The first combat operations of FASH () were operations of the Albanian Air Force and Anti-Aircraft Regiment against Greek fighter pilots and soldiers who violated Albanian airspace during the Greek Civil War in 1949 also known as the August Provocations 1949 Also from an incident that was described as a covert Greek CIA operation

Background 
Towards the end of the Greek Civil War, the Soviet Union who had previously been supporting and supplying the Greek communist rebels, cut all incoming supplies to the rebels in line with the percentages agreement. This move left the Greek communist rebels weakened and after Yugoslavia withdrew support to the rebels in July 1949, their only safe haven to launch attacks against royalist forces lay in Albania.

Operation

First Operation
The first operation of FASH were undertaken by the  Albanian anti-aircraft regiment units and they hit and shot down a Greek Spitfire type plane that had violated Albanian airspace for a spying mission. The Greek plane was destroyed and the pilot was found dead.

Second Operation
In August 1949, the anti-aircraft units of the same Regiment hit and shot down another Greek plane during the August Provocations. The Greek plane, damaged by the Ali Demi anti-aircraft regiment fire, was forced to land in the field where it was captured by Albanian combat units.
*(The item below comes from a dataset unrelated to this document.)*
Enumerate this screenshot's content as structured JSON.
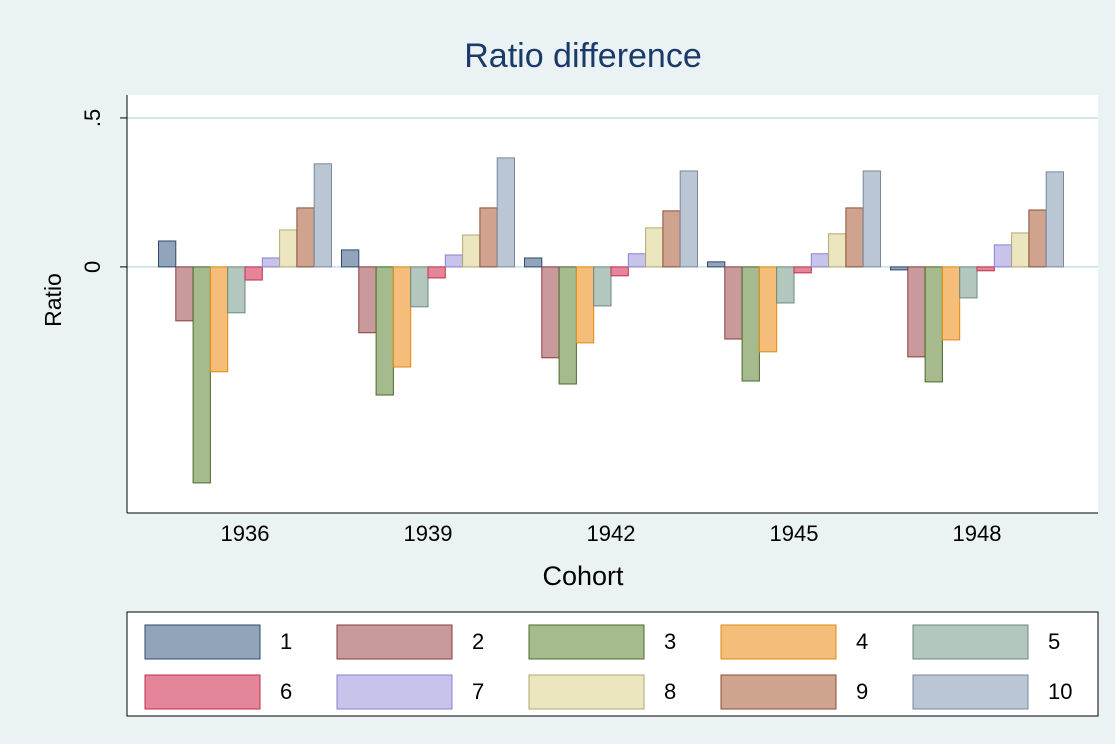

The Greek pilot was captured and imprisoned as a prisoner of war.

Last Incident
In April 1952, a Spinoage Greek pilot Nikos Akrivojanis of the CIA is captured by Albanian Air Force soldiers. He is said to have landed as he wanted to flee Greece because of the government but he was in Albania for a covert operation. The Albanian soldiers arrested him while he was spying on the Albanian authorities while in captivity, so he was arrested during the trial on December 13, 1953 and on August 16, 1954 he was executed by an Albanian execute commando.